Montmorency/Gisela 5
Surefire/Gisela 5
Balaton/mazzard
English Morello/Gisela 5

The Montmorency and Balaton I have had for more than ten years.

The Montmorency is 12 foot tall and about that wide. It’s trained to the open center system. I don’t do size control pruning on it. Usually I try to open the canopy a bit each year by thinning crossing branches and removing branches that are growing towards the center of the tree. I don’t even prune each year because some years it really doesn’t need it. If I had starting using size control pruning from the beginning I am sure I could of kept it in the 6-8 feet range easily.

The Balaton is 14-18 feet tall and I need to Summer prune to control size every year. It’s about 14 feet after pruning. I also need to prune a lot to open the canopy up since it gets too dense.

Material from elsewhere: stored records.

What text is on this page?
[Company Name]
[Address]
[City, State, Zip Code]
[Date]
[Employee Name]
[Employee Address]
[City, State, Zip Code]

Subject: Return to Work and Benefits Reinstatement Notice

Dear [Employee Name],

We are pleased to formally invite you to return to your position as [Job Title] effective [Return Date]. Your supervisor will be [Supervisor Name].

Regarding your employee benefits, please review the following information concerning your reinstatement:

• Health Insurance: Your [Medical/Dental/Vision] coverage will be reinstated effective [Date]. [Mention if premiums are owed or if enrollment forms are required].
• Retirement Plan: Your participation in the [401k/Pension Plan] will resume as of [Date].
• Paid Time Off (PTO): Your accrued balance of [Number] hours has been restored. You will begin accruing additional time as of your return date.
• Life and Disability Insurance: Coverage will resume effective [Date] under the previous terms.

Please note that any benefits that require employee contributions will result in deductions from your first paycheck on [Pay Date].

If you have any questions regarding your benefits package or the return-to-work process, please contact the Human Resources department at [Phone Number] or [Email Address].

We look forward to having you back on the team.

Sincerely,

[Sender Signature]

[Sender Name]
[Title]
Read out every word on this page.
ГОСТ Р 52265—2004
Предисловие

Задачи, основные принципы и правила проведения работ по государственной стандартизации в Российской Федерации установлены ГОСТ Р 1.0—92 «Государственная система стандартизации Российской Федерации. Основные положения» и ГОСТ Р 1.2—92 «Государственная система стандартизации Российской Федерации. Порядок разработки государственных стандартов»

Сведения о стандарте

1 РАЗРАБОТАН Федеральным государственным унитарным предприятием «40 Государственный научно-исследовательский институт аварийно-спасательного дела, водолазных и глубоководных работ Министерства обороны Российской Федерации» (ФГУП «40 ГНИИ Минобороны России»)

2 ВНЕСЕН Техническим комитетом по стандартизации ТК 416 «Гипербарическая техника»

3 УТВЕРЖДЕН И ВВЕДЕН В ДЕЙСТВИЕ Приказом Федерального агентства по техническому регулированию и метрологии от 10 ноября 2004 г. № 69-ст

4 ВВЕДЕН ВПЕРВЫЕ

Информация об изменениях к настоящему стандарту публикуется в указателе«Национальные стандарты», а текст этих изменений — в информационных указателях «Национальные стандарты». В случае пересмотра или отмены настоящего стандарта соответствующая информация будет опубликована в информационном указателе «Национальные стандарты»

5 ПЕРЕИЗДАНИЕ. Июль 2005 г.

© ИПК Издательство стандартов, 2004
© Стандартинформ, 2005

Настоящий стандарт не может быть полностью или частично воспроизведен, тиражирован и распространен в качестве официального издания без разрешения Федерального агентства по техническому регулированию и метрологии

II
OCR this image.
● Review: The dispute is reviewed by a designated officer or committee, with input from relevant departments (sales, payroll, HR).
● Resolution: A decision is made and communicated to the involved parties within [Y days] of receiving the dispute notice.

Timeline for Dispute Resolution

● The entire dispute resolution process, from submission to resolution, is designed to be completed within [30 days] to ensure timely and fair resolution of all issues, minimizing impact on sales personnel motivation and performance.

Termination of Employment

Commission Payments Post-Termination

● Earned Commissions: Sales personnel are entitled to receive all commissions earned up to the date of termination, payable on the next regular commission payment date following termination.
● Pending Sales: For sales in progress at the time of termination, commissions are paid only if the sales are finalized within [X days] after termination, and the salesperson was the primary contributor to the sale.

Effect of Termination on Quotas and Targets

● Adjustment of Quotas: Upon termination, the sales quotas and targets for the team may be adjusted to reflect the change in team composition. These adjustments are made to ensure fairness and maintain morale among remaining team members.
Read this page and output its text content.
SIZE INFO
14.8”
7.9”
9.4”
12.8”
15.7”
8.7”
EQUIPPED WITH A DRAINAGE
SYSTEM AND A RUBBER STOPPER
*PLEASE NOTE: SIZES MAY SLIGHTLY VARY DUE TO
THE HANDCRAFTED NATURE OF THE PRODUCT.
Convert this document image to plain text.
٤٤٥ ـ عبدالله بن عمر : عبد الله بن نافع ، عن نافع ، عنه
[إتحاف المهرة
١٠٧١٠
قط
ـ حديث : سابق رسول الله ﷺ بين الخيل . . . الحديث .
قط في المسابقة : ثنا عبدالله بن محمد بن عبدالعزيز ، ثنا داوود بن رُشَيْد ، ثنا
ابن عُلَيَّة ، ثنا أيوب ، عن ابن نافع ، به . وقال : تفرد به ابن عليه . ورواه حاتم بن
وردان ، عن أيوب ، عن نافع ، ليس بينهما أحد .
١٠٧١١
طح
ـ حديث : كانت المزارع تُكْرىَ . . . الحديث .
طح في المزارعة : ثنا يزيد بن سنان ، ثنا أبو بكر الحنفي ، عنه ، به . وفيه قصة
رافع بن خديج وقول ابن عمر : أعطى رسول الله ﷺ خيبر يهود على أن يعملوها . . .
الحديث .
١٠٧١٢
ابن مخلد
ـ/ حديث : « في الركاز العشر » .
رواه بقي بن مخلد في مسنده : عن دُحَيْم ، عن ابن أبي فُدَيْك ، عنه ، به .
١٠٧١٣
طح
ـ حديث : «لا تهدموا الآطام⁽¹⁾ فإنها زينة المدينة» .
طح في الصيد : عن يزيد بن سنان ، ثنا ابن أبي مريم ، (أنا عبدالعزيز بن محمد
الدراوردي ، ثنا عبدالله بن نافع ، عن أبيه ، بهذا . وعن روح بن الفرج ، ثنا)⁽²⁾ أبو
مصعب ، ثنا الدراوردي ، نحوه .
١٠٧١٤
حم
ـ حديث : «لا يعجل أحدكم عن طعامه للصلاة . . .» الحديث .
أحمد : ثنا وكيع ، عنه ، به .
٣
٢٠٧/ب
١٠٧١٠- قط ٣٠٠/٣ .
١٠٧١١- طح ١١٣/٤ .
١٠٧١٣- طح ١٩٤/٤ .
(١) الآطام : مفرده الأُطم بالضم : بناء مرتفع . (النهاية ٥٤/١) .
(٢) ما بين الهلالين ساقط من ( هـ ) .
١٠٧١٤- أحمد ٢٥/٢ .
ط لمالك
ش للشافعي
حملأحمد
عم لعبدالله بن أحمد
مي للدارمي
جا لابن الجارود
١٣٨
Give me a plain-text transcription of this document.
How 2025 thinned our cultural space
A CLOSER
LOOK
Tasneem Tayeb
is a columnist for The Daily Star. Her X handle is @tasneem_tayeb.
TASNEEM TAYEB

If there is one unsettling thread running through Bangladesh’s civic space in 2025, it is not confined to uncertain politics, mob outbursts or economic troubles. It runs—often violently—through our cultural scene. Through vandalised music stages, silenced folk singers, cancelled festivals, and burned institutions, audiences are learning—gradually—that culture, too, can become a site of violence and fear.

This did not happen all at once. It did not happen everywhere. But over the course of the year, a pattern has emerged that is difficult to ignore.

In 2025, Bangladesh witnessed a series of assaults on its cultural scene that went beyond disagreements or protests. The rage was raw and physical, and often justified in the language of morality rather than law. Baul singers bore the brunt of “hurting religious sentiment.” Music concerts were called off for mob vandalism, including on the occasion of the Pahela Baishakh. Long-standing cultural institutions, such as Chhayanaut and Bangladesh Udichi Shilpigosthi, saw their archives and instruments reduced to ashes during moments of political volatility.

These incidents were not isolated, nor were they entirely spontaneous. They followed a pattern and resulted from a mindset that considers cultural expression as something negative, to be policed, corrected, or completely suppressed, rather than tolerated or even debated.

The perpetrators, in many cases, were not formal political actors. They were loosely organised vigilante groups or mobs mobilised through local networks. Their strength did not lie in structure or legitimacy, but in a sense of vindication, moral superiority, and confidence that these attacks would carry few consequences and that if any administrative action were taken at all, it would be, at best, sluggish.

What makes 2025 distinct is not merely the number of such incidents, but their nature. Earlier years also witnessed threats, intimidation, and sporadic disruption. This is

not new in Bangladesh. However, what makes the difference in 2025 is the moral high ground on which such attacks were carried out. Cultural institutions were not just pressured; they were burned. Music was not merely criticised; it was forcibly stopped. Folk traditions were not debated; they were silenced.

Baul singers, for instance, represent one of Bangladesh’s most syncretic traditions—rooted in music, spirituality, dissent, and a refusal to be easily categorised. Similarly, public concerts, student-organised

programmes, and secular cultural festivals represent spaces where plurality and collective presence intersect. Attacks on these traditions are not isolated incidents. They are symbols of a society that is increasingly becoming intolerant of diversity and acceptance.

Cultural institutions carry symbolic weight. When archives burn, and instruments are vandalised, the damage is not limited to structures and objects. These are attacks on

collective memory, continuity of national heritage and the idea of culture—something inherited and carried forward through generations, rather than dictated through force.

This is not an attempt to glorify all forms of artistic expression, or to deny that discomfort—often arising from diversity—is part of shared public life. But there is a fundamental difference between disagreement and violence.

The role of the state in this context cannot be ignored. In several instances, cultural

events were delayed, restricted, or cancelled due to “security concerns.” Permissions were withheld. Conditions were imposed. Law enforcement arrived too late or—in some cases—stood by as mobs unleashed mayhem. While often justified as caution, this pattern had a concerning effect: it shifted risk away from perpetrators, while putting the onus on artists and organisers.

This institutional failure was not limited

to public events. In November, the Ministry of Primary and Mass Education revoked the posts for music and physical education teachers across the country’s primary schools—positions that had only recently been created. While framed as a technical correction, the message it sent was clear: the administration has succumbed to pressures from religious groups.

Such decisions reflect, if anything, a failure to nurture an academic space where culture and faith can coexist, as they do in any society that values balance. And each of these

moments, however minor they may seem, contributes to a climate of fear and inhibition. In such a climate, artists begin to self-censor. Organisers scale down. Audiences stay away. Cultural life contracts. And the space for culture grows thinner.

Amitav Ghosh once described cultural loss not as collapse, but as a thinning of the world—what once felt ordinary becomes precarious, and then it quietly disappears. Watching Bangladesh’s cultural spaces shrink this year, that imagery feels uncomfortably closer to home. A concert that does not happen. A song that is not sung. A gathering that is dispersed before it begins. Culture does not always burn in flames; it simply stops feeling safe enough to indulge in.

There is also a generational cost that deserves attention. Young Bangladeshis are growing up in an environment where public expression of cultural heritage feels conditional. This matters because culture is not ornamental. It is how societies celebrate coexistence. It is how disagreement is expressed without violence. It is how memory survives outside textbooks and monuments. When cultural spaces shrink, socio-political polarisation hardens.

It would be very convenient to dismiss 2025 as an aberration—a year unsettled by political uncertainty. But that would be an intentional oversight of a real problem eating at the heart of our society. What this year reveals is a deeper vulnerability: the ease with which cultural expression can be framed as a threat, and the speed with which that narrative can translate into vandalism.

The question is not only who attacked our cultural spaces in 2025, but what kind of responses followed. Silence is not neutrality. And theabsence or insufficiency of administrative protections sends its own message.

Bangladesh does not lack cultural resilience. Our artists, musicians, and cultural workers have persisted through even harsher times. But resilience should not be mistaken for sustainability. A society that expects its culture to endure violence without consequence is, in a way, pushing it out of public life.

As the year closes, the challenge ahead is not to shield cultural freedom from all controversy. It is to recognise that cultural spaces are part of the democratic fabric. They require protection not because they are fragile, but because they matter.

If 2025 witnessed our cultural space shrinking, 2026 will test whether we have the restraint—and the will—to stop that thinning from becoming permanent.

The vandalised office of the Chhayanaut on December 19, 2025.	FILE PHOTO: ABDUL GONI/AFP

Gisela 5 works well for tart cherries at this point I wouldn’t buy a tree on another rootstock if I could avoid it. I suspect Gisela 3 would be too dwarfing in the Eastern United States unless you really babied it or had to plant in a pot instead of the ground. I don’t think it would bounce back if damaged by animals, string trimmers or some other misfortune.

Sweet cherries will be bigger on Gisela 5 since they have more vigor. But I really think you could still keep them in the 6-10 feet range if you Summer prune. See this chart and text on Grandpas orchard. The site also has a lot of good info on rootstocks, pollination. fruit maturity and pollen compatibiltiy.